‘The Hermeneutics of the Encounter with the West: the Case of Endō Shūsaku’

Kasza, Justyna Weronika (2010) ‘The Hermeneutics of the Encounter with the West: the Case of Endō Shūsaku’. Silva Iaponicarum (Quarterly on Japanology) Special Edition Japan: New Challenges in the 21st Century, . pp. 241-256.

Full text not available from this repository.

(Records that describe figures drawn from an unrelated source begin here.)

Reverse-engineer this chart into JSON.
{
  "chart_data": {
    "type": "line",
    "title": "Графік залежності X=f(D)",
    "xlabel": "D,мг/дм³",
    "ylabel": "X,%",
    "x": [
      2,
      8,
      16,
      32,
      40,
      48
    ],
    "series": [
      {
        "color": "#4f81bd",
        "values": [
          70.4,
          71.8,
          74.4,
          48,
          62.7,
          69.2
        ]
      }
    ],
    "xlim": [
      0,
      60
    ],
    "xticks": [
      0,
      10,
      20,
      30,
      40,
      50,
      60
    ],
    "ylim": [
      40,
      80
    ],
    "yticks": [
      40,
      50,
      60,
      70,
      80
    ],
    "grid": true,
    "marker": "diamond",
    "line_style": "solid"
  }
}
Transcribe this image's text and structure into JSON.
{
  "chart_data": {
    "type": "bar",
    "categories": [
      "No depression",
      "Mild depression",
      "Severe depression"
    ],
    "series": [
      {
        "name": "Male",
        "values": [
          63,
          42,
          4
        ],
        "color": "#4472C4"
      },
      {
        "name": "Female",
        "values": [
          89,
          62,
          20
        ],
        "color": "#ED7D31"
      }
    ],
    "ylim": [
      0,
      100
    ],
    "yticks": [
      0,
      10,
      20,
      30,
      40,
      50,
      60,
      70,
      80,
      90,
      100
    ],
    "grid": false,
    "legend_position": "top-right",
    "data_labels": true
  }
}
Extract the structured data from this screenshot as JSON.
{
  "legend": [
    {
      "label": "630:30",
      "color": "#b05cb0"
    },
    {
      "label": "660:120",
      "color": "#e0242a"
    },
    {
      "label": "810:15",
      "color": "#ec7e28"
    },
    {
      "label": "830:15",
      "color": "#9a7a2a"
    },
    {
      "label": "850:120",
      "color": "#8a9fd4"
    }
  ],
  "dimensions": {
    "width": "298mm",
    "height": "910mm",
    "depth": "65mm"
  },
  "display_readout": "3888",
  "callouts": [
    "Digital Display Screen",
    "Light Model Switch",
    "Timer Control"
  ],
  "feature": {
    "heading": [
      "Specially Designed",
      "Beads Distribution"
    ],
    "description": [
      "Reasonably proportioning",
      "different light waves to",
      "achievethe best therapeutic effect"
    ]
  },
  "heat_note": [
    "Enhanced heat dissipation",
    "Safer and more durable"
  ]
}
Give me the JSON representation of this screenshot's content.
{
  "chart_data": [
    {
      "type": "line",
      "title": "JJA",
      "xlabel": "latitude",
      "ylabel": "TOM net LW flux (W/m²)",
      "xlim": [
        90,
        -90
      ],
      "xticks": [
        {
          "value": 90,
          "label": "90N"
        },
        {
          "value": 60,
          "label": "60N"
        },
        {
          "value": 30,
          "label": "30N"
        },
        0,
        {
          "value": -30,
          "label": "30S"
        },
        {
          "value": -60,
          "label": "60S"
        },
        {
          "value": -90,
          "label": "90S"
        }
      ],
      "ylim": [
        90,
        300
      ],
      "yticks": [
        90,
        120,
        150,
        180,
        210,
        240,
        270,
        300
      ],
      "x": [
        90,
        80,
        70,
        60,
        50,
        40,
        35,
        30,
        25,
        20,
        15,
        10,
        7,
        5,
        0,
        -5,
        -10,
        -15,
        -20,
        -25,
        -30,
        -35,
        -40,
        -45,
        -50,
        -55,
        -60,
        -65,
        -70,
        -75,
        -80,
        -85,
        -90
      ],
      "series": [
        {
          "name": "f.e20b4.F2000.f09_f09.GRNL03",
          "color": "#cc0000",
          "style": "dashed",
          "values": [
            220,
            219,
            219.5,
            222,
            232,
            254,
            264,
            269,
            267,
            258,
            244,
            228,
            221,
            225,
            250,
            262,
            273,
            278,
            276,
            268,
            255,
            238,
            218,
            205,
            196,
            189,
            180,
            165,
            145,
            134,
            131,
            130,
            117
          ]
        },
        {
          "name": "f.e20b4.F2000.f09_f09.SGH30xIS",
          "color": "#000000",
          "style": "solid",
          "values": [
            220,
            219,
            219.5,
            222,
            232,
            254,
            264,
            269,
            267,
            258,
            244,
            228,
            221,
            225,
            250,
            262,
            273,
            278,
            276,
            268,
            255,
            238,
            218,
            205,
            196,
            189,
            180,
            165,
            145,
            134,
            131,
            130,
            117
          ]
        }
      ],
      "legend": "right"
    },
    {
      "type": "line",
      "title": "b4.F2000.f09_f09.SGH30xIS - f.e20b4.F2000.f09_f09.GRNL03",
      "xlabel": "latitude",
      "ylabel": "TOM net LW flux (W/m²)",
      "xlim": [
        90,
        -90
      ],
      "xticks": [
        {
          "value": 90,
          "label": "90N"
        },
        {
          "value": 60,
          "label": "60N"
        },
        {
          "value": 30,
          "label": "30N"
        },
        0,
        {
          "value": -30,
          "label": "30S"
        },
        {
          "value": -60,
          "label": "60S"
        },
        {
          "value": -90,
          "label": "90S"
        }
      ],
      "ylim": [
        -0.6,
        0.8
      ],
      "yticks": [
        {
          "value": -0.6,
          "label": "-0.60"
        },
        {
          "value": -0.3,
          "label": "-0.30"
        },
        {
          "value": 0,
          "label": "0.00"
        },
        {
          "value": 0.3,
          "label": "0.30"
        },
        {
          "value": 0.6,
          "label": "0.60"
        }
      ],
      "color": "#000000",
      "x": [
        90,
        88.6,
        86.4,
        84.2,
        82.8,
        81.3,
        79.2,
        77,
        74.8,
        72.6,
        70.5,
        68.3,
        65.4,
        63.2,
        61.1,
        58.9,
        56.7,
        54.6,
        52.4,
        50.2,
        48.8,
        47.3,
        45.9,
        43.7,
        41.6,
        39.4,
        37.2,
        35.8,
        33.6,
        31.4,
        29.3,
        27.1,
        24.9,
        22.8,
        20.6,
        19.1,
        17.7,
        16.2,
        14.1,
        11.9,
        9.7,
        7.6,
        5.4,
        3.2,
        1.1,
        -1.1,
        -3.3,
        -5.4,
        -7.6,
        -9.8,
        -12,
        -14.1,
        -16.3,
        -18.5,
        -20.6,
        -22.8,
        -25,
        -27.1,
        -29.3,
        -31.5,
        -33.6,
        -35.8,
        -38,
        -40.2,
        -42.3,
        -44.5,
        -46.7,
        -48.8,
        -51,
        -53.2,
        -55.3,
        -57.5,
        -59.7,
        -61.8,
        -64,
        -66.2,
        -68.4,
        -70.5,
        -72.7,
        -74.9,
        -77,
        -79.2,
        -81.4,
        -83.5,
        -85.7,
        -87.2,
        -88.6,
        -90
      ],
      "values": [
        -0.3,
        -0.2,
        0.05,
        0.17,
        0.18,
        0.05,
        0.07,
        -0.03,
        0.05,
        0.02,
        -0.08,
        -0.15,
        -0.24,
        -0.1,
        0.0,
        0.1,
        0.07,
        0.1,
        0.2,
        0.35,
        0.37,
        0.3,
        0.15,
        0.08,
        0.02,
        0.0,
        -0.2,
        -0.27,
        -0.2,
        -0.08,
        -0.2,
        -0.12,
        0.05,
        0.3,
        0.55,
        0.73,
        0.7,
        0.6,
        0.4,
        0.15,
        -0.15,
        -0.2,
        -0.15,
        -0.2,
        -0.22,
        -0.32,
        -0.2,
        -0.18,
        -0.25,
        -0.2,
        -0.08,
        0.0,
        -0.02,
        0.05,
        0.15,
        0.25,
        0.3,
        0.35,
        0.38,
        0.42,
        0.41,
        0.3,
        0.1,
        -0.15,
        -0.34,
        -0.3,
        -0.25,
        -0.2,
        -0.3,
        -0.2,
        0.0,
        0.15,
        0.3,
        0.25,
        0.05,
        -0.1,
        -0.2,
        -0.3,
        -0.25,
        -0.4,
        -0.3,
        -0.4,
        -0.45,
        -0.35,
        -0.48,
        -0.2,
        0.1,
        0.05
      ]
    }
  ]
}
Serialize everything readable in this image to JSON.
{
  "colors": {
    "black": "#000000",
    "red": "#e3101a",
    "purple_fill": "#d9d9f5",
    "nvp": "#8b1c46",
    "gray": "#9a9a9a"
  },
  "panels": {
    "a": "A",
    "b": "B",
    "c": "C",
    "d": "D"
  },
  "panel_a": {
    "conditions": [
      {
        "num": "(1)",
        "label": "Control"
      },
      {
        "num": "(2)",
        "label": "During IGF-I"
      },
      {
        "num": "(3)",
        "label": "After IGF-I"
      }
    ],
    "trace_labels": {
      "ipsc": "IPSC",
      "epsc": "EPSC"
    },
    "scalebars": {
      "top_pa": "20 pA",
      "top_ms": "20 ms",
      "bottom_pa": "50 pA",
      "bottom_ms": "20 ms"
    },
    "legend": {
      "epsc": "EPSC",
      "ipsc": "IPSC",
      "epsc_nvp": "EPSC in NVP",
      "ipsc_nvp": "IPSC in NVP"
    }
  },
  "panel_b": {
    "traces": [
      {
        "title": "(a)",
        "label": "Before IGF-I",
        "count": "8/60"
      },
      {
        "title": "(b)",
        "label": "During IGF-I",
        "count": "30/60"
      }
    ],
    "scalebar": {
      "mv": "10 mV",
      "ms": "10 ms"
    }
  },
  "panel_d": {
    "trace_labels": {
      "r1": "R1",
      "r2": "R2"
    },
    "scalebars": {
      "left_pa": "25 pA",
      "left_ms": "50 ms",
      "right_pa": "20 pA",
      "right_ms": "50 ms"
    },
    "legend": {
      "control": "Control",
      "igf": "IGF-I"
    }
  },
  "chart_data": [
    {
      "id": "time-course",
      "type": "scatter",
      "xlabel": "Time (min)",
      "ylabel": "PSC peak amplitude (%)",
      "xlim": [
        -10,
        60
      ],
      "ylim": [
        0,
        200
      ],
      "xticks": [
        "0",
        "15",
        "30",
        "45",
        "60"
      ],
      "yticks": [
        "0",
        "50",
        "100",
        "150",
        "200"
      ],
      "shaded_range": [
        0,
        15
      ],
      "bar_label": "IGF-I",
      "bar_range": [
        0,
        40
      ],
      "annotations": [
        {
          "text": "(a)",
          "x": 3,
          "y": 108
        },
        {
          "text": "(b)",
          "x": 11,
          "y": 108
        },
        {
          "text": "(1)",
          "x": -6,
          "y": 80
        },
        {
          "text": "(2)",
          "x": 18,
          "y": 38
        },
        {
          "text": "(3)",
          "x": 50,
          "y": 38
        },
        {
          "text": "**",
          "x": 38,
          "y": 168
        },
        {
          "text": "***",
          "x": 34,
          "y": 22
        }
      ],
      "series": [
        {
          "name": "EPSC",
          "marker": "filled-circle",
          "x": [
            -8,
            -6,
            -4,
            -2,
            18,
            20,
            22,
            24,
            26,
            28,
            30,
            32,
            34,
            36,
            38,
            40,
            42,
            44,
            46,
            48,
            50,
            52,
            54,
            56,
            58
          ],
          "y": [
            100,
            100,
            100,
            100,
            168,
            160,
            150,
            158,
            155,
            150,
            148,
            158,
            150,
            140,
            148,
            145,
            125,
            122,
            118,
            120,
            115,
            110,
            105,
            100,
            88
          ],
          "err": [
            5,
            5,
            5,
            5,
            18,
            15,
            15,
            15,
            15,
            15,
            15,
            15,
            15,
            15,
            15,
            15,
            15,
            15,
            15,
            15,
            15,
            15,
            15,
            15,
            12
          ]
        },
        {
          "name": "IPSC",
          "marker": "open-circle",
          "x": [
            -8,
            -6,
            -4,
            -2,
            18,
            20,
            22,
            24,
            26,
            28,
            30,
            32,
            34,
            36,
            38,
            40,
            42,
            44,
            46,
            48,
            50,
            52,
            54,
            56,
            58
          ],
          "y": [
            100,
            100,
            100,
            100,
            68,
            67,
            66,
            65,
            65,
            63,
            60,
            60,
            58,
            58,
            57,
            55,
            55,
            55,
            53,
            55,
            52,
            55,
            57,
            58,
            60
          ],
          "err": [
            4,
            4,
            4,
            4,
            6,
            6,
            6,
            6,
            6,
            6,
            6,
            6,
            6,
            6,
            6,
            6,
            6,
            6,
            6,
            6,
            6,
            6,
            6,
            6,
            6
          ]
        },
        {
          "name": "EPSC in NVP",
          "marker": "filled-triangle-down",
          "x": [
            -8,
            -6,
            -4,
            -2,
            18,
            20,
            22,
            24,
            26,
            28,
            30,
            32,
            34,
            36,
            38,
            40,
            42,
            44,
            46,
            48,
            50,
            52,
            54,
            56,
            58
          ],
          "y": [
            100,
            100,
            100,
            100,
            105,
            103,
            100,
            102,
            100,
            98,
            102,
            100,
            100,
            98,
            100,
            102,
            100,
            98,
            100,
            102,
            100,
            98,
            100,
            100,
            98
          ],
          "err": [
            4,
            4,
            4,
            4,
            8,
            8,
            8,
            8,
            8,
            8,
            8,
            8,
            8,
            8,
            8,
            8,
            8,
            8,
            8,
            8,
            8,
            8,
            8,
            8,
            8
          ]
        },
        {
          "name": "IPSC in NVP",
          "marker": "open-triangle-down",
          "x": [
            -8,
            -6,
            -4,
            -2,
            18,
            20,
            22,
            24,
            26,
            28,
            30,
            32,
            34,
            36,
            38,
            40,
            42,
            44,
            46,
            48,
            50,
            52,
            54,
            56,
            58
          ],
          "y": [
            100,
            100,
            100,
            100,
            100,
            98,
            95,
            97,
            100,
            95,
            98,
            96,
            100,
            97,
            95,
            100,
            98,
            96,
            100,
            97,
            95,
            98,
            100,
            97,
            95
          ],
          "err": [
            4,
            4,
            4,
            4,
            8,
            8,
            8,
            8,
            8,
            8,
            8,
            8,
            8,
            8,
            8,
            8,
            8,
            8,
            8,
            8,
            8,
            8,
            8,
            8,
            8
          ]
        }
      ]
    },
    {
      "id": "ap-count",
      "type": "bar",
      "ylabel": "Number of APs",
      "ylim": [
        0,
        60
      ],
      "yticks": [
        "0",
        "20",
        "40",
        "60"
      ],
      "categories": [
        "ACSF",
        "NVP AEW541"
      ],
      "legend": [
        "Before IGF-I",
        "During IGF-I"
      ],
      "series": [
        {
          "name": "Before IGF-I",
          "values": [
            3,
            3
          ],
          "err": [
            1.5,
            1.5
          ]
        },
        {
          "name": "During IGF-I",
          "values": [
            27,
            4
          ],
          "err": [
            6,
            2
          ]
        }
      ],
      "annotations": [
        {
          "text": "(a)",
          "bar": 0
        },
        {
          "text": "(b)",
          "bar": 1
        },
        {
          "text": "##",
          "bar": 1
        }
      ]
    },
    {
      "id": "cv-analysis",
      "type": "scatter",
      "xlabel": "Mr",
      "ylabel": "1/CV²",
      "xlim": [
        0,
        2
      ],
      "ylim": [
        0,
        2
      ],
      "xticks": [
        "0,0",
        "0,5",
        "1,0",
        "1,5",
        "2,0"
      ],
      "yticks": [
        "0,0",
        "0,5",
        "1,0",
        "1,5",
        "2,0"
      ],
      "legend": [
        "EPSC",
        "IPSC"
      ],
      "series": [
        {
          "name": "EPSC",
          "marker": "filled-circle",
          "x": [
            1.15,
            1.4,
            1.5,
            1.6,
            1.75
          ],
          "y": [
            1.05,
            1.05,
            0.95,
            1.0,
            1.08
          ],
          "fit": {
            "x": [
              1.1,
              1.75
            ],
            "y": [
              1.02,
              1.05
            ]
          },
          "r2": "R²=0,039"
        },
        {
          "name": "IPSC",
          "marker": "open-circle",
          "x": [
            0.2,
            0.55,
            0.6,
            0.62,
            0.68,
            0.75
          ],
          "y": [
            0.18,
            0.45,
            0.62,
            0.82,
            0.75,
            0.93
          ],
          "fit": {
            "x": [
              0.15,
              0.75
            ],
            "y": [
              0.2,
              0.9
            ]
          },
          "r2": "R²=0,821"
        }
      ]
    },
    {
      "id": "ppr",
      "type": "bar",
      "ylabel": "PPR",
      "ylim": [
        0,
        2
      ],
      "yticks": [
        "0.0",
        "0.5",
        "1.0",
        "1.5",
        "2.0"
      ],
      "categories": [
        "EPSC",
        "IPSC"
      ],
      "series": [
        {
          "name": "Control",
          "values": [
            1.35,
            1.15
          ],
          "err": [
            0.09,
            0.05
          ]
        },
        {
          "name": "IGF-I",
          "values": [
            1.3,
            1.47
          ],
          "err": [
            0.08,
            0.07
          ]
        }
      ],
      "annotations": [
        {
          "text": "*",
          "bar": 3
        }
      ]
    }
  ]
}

Official URL: http://www.silvajp.amu.edu.pl/Silva%2023242526.pdf

Abstract

The paper focuses on an approach to the selected works by the Japanese writer Endō Shūsaku from the perspective of Paul Ricoeur’s hermeneutics. My primary intention is to employ the premises of Ricoeurian hermeneutics (symbol, cogito, distance/distanciation, appropriation etc) in order to conduct the analysis of Endō’s texts, his essays and critical works in particular. My main interest is in Endō’s encounter with the West, mainly with the milieu of French Christian writers (F. Mauriac, J. Green, and G. Bernanos), as well as in the significant outcome of this encounter - his distinctively expressed inquisitiveness on the issue of evil.
Endō’s essays and critical works (in Japanese: hyōron), written from the late 1940s until the writer’s death in 1996, constitute primary sources in my investigation of the comprehensive process of approaching, reading, interpreting Western literature and thought. The analysis of essays and critical works reveals that he constantly returned and reread the works of French literature at the different stages of his literary career.
However, this side of the writer’s activity seems to be have been neglected in the hitherto existing studies on the writer. No account was taken of the wide and equally important essaystic body of works created by Endō in parallel to the fiction even though they amply illustrate the process of the writer’s growing up, attaining maturity of his self-consciousness and his literary sensitivity. Not only do they exemplify Endō’s involvement in the most recent discussions of that time, but they could also be viewed as the foundation of his own workshop as a novelist searching for the leading topics, most innovative and convincing forms of narrative speech; looking for inspirations in the foreign literature.
Ricoeurian hermeneutics assumes that homo narrator does not express himself directly but, in acquiring meanings as cultural codes, travels in a roundabout way. This is the case of Endō Shūsaku – the writer who forces his way through the texts of the Western culture, discusses with them, and interprets them in his own way. In this respect, Ricoeur’s hermeneutics enables us to reconstruct in detail the extensive process of reading, interpreting, and appropriating that takes place within Endō’s essays and critical works, in other words, to reconstruct the route he takes from being the ‘reader’ to becoming the ‘writer’ himself.
Moreover, a terminological and problematical affinity may be pointed out between Endō and Ricoeur in the domain of such notions as distance (distanciation), dialogicity, the dialectics, and the problem of cogito (‘wounded cogito’) etc. Thus, the applicability of the hermeneutical method of Paul Ricoeur in my discussion is based on the view that Endō’s writing can be perceived as a kind of hermeneutics.
I believe that this perspective enables me to create the methodological construct for the study of the case of Endō to reveal the significant and distinctive features that are visible in Endō’s entire literature. In addition, I intend to consider the validity of this methodological approach when applied to the analysis of other cases of the Japanese encounters with the West.